Monitoring crews scanning state waters for aquatic invasive species report detecting no mussels this year, prompting state officials to begin the process of lifting quarantine restrictions on Canyon Ferry Reservoir.
Montana’s watercraft inspection stations set another record for boats inspected in 2019, with more than 112,00 watercraft inspected so far this year, surpassing last year’s number by 3,000 inspections. Inspectors have intercepted 16 boats with invasive mussels coming into the state.
AIS monitoring crews have surveyed 300 unique waterbodies for aquatic invasive plants and animals. No mussel veligers or adult mussels were detected in the waters of Montana this year.
That news has prompted Montana Fish, Wildlife and Parks to initiate the process to lift the quarantine restrictions on Canyon Ferry Reservoir. If the restrictions are lifted, the Canyon Ferry certified boater program would end, and Canyon Ferry inspectors would shift to a mobile roving inspection crew.
The certified boater program on Tiber Reservoir will remain in place for the next two years. In 2016, invasive mussel larvae were detected in multiple water samples from Tiber Reservoir, which requires a five-year quarantine period. Canyon Ferry reservoir had one suspect sample that dictated a three-year quarantine period of mussel-free water samples.
An amendment to an administrative rule is required to change to the quarantine restrictions on Canyon Ferry Reservoir. A decision is expected by spring 2020.
FWP and partner organizations operate watercraft inspections across the state to prevent the transport of aquatic invasive species. Stations increasingly are operated through contracts with local entities to provide increased local oversight and local community involvement.
Both locally and statewide, efforts to reduce the risk of aquatic invasive species spreading through Montana’s waterbodies have been stepped up in response to the positive detection in 2016 of invasive mussel larvae east of the Continental Divide in Tiber Reservoir, as well as their suspected presence in Canyon Ferry Reservoir and the Missouri River near Townsend.

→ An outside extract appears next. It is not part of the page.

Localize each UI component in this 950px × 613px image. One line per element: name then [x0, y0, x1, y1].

So far, the traces of contamination are restricted to the Missouri River Basin, but the likelihood persists of mussels hitchhiking on the hulls of boats or in bilge water or cloistered away in irrigation equipment. The threat of mussel infestation hits especially close to home for those working to protect the waters of Flathead Lake and its surrounding network of rivers and creeks, and it comes to rest at the doorstep of the Columbia River Basin — the only major watershed in the West still believed to be free of quagga and zebra mussels.
Mussels have detrimental impacts on recreation and infrastructure when they attach to underwater surfaces, where they breed rapidly — an adult female zebra mussel can release a million eggs each year. Flathead Lake is one of the largest and cleanest freshwater lakes in the country, and boaters can help keep it that way by taking care to ensure their watercrafts are clean, drained and dry.